There is a strong trend for modern knives to be made with increasingly more abrasion resistant steels. This allows the edges to last longer and to attain higher levels of sharpness for a longer period of time. The downside is that if a knife is more abrasion resistant it is also harder to sharpen.
Traditional abrasives like Aluminum oxide and Silicon carbide just aren't hard enough to do the job adequately. CBN is harder.
CBN is Cubic Boron Nitride. While it works well on all steel, CBN solves the problem of keeping your abrasion resistant steels razor sharp. It is second only in hardness to diamond and preferred for use on tool steels, powdered steels and for anyone requiring a high performance edge.
It is available in a number of grit sizes measured in microns or grit - 16 micron is 1000 grit, 8 micron 2000 grit, 4 micron is 4000 grit, 2 micron is 8000 grit, 1 micron is 16,000 and .5 is 35,000. You will find the 4 micron grit finer than the original edge on Bark River knives. The 8 and 16 micron compounds are used to restore a worn edge and the 2 micron grit will bring your edges to an extremely fine level of finish perfect for use on outdoor knives, kitchen knives and most everything else needing a sharp edge. Progressing to 1 micron and .5 micron will bring your edge to the 'ultimate level' of sharpness.
The CBN grit or particles are in a water soluble emulsion, somewhat similar to a hand lotion. This is a custom formulation engineered for Bark River. This makes it perfect for use applying it on leather strops.

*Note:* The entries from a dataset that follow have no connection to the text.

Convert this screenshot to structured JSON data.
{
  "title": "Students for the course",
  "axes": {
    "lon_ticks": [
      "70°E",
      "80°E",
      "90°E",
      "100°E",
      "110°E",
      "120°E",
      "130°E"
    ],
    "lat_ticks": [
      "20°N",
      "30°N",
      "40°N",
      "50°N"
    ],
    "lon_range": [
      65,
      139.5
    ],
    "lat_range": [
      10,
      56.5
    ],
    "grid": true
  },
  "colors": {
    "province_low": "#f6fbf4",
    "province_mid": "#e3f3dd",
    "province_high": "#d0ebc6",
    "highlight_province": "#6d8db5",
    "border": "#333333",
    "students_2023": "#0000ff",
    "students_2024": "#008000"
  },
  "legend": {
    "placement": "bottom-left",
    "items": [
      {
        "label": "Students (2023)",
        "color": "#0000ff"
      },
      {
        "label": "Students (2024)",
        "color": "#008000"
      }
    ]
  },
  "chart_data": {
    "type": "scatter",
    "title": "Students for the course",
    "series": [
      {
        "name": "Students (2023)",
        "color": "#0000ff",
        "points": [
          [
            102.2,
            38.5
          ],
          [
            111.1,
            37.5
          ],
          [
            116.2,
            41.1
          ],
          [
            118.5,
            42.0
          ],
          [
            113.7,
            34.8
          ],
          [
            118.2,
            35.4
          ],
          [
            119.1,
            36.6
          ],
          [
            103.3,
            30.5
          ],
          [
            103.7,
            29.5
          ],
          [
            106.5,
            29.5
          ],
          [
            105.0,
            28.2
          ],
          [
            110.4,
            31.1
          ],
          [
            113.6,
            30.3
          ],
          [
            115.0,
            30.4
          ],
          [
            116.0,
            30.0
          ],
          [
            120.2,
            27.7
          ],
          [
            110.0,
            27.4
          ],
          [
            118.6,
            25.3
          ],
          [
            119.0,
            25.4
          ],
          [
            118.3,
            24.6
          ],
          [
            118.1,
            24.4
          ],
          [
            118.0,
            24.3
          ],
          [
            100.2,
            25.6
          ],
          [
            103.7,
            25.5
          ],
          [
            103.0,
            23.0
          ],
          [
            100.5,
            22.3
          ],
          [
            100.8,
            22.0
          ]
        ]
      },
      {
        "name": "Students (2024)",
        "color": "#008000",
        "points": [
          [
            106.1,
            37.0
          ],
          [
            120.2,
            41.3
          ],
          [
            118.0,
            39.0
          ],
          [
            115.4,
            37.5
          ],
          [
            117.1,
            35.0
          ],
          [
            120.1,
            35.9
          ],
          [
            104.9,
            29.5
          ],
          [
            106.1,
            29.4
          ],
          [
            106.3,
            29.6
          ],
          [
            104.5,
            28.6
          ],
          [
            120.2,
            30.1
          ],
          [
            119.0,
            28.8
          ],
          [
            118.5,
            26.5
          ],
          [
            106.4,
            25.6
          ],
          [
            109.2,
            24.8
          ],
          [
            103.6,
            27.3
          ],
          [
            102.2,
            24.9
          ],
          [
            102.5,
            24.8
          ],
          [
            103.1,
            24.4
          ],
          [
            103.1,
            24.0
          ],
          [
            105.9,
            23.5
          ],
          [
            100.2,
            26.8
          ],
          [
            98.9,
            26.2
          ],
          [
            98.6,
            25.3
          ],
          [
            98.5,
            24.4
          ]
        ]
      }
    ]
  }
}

To apply it, I use a disposable glove, put just one drop on the leather strop and smear it around. The glove lets you spread it further. Continue until you have covered the strop with a thin coat. One drop gives about 6 square inches of covering. It absorbs into the leather quickly. If a glove is unavailable, a clean hand will do. You need very little - a thin coat will do. Each coating will last you a long time.
Just add more as needed over time to the strop to recoat. Just a couple drops will be more than enough to sharpen 30 or so knives at least. Some report getting a lot more use than that.